In looking at the compound graph above, you can actually see my twisted logic in action. I liked Hawk Blues on one of my former cars. The only two negatives they had were that they took a while to warm up for street driving, and they were very hard on rotors. I liked the torque characteristics of HP+ (but not the initial bite) on the RX-8, but not their tendency to overheat and the extreme noise they produce. I don't want a lot more torque than either of those pads, because of where the RX-8's ABS threshold sits with the type of tires I am running. The DTC-30 (Street/Race) should be a nice compromise. They supposedly have better low temperature braking, better heat resistance, and lower noise, without overdoing it on the torque.

I am going to try these pads for as much of this season as possible. I may end up liking them. If not, I may try DTC-60s and just work very hard at developing a much lighter touch on the brake pedal and/or go back to rubber brake lines.

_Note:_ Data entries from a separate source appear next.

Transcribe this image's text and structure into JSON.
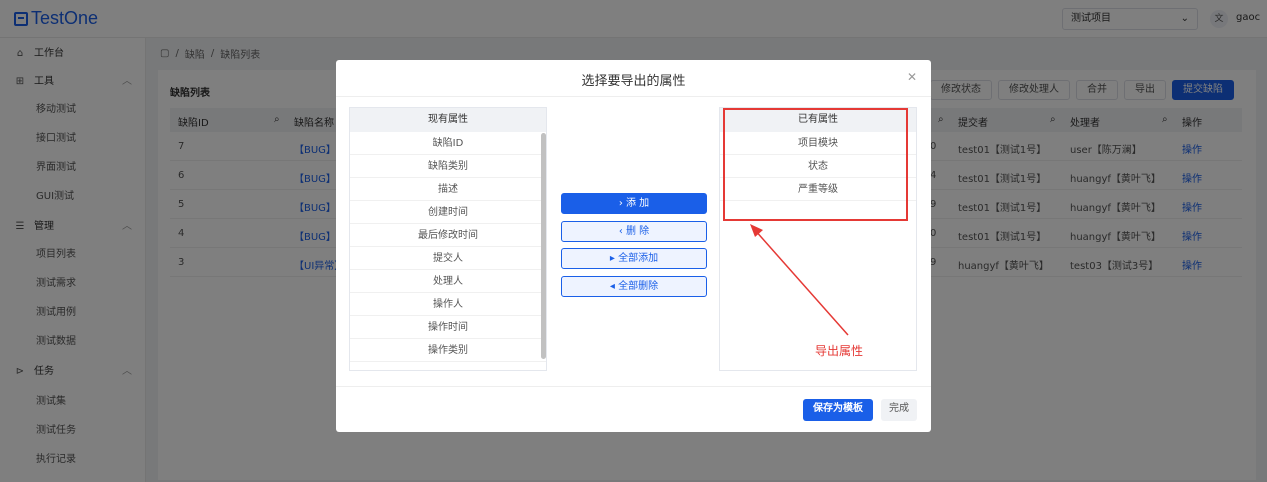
{
  "app": {
    "logo_text": "TestOne",
    "project_select": "测试项目",
    "user": "gaoc"
  },
  "sidebar": {
    "groups": [
      {
        "label": "工作台",
        "icon": "home-icon",
        "items": []
      },
      {
        "label": "工具",
        "icon": "grid-icon",
        "items": [
          "移动测试",
          "接口测试",
          "界面测试",
          "GUI测试"
        ]
      },
      {
        "label": "管理",
        "icon": "list-icon",
        "items": [
          "项目列表",
          "测试需求",
          "测试用例",
          "测试数据"
        ]
      },
      {
        "label": "任务",
        "icon": "flag-icon",
        "items": [
          "测试集",
          "测试任务",
          "执行记录"
        ]
      }
    ]
  },
  "breadcrumb": {
    "sep": "/",
    "items": [
      "缺陷",
      "缺陷列表"
    ]
  },
  "list": {
    "title": "缺陷列表",
    "actions": [
      "修改状态",
      "修改处理人",
      "合并",
      "导出",
      "提交缺陷"
    ],
    "columns": [
      "缺陷ID",
      "缺陷名称",
      "提交者",
      "处理者",
      "操作"
    ],
    "rows": [
      {
        "id": "7",
        "name": "【BUG】",
        "status": "0",
        "submitter": "test01【测试1号】",
        "handler": "user【陈万澜】",
        "op": "操作"
      },
      {
        "id": "6",
        "name": "【BUG】",
        "status": "4",
        "submitter": "test01【测试1号】",
        "handler": "huangyf【黄叶飞】",
        "op": "操作"
      },
      {
        "id": "5",
        "name": "【BUG】",
        "status": "9",
        "submitter": "test01【测试1号】",
        "handler": "huangyf【黄叶飞】",
        "op": "操作"
      },
      {
        "id": "4",
        "name": "【BUG】",
        "status": "0",
        "submitter": "test01【测试1号】",
        "handler": "huangyf【黄叶飞】",
        "op": "操作"
      },
      {
        "id": "3",
        "name": "【UI异常】",
        "status": "9",
        "submitter": "huangyf【黄叶飞】",
        "handler": "test03【测试3号】",
        "op": "操作"
      }
    ]
  },
  "modal": {
    "title": "选择要导出的属性",
    "left_header": "现有属性",
    "left_items": [
      "缺陷ID",
      "缺陷类别",
      "描述",
      "创建时间",
      "最后修改时间",
      "提交人",
      "处理人",
      "操作人",
      "操作时间",
      "操作类别"
    ],
    "right_header": "已有属性",
    "right_items": [
      "项目模块",
      "状态",
      "严重等级"
    ],
    "add_label": "› 添 加",
    "remove_label": "‹ 删 除",
    "add_all_label": "▸ 全部添加",
    "remove_all_label": "◂ 全部删除",
    "save_template_label": "保存为模板",
    "done_label": "完成"
  },
  "annotation": {
    "text": "导出属性",
    "color": "#e53935"
  },
  "colors": {
    "primary": "#1a5fe8"
  }
}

Brettus, as Team explained, different pad compounds leave different friction deposits on the rotors, which are often incompatible. You can remove them between pad changes with sandpaper on the rotors, but it is time consuming. You can sometimes remove them by just re-bedding in the pads after each change.

The bigger problem is that different pads wear the rotors in different ways. Swapping pads back and forth means the rotors and pads are never truly mated together, which leads to less torque and more heat in both driving scenarios.

The correct solution is two complete sets of brakes. I actually have two sets; I'm just too lazy to swap them 20 to 24 times per season. As he says, I am trying to have my cake and eat it too. To this point, I have been mostly failing. But these pads do show some promise.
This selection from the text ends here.